人間は常に間違いを犯すし、学んでも学んでもミスはゼロにはならない。特に、自分が体験したことが無い可能性に関しては人は盲目、考えもしない。他人の経験を自分の生活に反映させることができない。
責任の所在を明確に定義することは出来ても、人が関わる限り不慮の事故は無くならない。

児童通学時の責任を明確にするには、100% スクールバスか保護者による送迎にするしかありません。ただし、大きな社会的コストとリソースが必要となり、それで児童の命が100%守られるわけでもない。事故が起きた時、責める相手が明確になるだけ。

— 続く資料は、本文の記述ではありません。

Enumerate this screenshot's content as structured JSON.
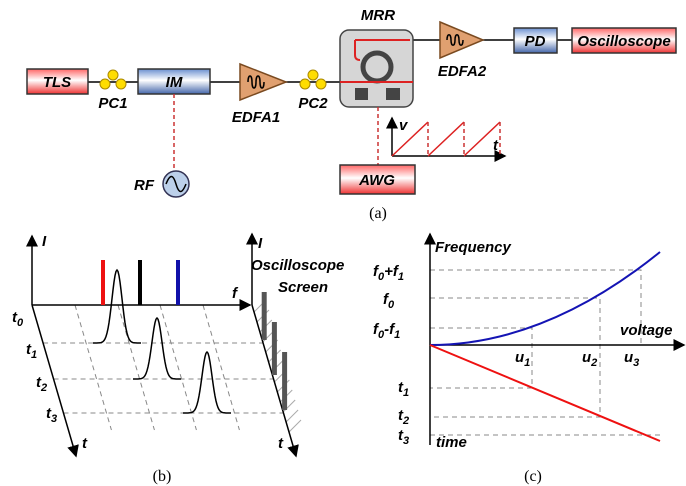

責任論ではなく、どうすれば車内放置された児童の命を守るか?と考えるならば、社会システムを新しくするしかありません。ここら辺が、コンピュータのシステム管理やプログラミングと同じ。

例えば、

  • 対象年齢の子供が乗っている車には、走行中、停車中にかかわらず、必ず何か目印となる大きなステッカーを貼り付けることを義務とする。ステッカーは子供に対して発行される。
  • 子供が車内にいるにもかかわらず、ステッカーが無い場合は即違反となる。
  • ステッカーが貼りつけられた状態で、子供を車内に残す場合は、窓を全開にする義務がある。
  • ステッカーが貼られたまま、窓が閉じられた状態で駐車中の車を発見者した場合、発見者には通報義務が発生する。
  • スクールバスには、停車中に車内の気温が連続10分以上35℃を越えた場合に、大音量のブザーが鳴る装置を設置する義務を課す。装置は、車体バッテリーからの電源で自動で電源Onとなり、電源をオフにするためにはバス最後部で手動スイッチをOffにするしか手段しかない仕様にする。
  • スクールバスは、座席の背もたれをクッション性がない透明なシートまたはネットにする。(後ろの方まで見えるかな?)
  • 指定した期間スクールバスは、児童が乗車する車は駐車中、窓または天井を閉められない構造であることにする。トゥクトゥクのようなオープン構造。雨の日や寒い日はどうするの?横転や衝突した場合の安全性は?というマイナス面もありますが、熱中症で亡くなることは避けられそう。
    社内置き去り対策と走行時の安全性のどちらを優先させるか?ってことになります。

というような発想。

上記は一例で、デメリットや逆に安全性を犠牲にする部分もありますが、何を優先させたいのか?でやりかたが異なってきます。

  • 子供の安全性のための社会コストを低く抑えて、今のまま、関係者の努力だけで実現する。
  • 子供は、仮に放置されても、短時間で死亡することがない設備の車にしか乗せられない法律をつくり、社会全体で見守る。
  • 放置事故を(無くすことは無理だけど)減らせそうな装置を導入して、対象車両に取り付けることを義務にする。

結局のところ飲酒運転撲滅のためのアクションと何ら変わらない。人が、これくらいでいいだろうと、自分に妥協し責任を放棄し続ける限り置き忘れ事故は無くならない。飲酒運転なら、すべての車両はキー+吐息の両方をクリアーしてで発進できるようになる というような仕組みにしない限り無くならないだろうし、置き忘れ事故も、車重計測機付きの駐車スペースや車体を標準にして、運転前後の車重の差が、駐車後にメールでスマートフォンに届いて、走行距離・燃費・重量差からアラートが発生するような連動装置を開発・販売、普及させないと無くならないでしょう。

そんなにコストを掛けられないよ。今のままでどおり、誰かが悪いってことで一件落着させようっていうのも一つの道。目の前で命が亡くならなきゃ、人は動こうとしない。